GROUPED subcommand (FREQUENCIES command)

When the values of a variable represent grouped or collapsed data, it is possible to estimate percentiles for the original, ungrouped data from the grouped data. The GROUPED subcommand specifies which variables have been grouped. It affects only the output from the PERCENTILES and NTILES subcommands and the MEDIAN statistic from the STATISTICS subcommand.

  • Multiple GROUPED subcommands can be used on a single FREQUENCIES command. Multiple variable lists, separated by slashes, can appear on a single GROUPED subcommand.
  • The variables named on GROUPED must have been named on the VARIABLES subcommand.
  • The value or value list in the parentheses is optional. When it is omitted, the program treats the values of the variables listed on GROUPED as midpoints. If the values are not midpoints, they must first be recoded with the RECODE command.
  • A single value in parentheses specifies the width of each grouped interval. The data values must be group midpoints, but there can be empty categories. For example, if you have data values of 10, 20, and 30 and specify an interval width of 5, the categories are 10 ± 2.5, 20 ± 2.5, and 30 ± 2.5. The categories 15 ± 2.5 and 25 ± 2.5 are empty.
  • A value list in the parentheses specifies interval boundaries. The data values do not have to represent midpoints, but the lowest boundary must be lower than any value in the data. If any data values exceed the highest boundary specified (the last value within the parentheses), they will be assigned to an open-ended interval. In this case, some percentiles cannot be calculated.

Basic Example

RECODE AGE (1=15) (2=25) (3=35) (4=45) (5=55)
           (6=65) (7=75) (8=85) (9=95)
  /INCOME  (1=5)  (2=15) (3=25) (4=35) (5=45)
           (6=55) (7=65) (8=75) (9=100).

FREQUENCIES VARIABLES=AGE, SEX, RACE, INCOME
  /GROUPED=AGE, INCOME 
  /PERCENTILES=5,25,50,75,95.
  • The AGE and INCOME categories of 1, 2, 3, and so forth are recoded to category midpoints. Note that data can be recoded to category midpoints on any scale; here AGE is recoded in years, but INCOME is recoded in thousands of dollars.
  • The GROUPED subcommand on FREQUENCIES allows more accurate estimates of the requested percentiles.

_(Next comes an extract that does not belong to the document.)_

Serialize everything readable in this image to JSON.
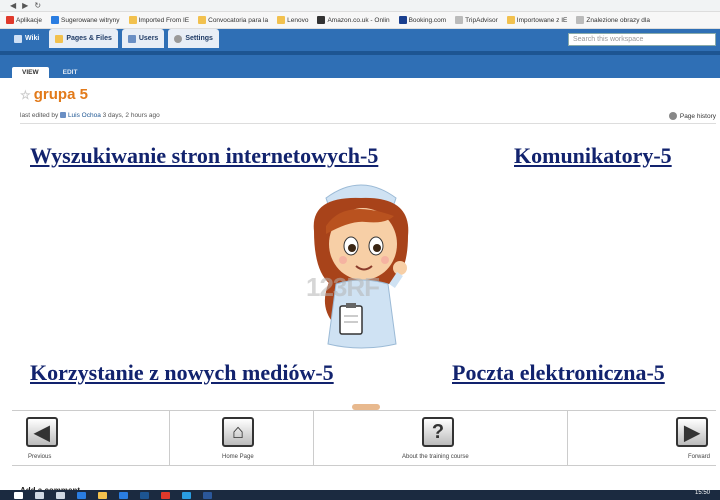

Specifying the Width of Each Grouped Interval

FREQUENCIES VARIABLES=TEMP
  /GROUPED=TEMP (0.5)
  /NTILES=10.
  • The values of TEMP (temperature) in this example were recorded using an inexpensive thermometer whose readings are precise only to the nearest half degree.
  • The observed values of 97.5, 98, 98.5, 99, and so on, are treated as group midpoints, smoothing out the discrete distribution. This yields more accurate estimates of the deciles.

Specifying Interval Boundaries

FREQUENCIES VARIABLES=AGE
  /GROUPED=AGE (17.5, 22.5, 27.5, 32.5, 37.5, 42.5, 47.5
                52.5, 57.5, 62.5, 67.5, 72.5, 77.5, 82.5)
  /PERCENTILES=5, 10, 25, 50, 75, 90, 95.
  • The values of AGE in this example have been estimated to the nearest five years. The first category is 17.5 to 22.5, the second is 22.5 to 27.5, and so forth. The artificial clustering of age estimates at multiples of five years is smoothed out by treating AGE as grouped data.
  • It is not necessary to recode the ages to category midpoints, since the interval boundaries are explicitly given.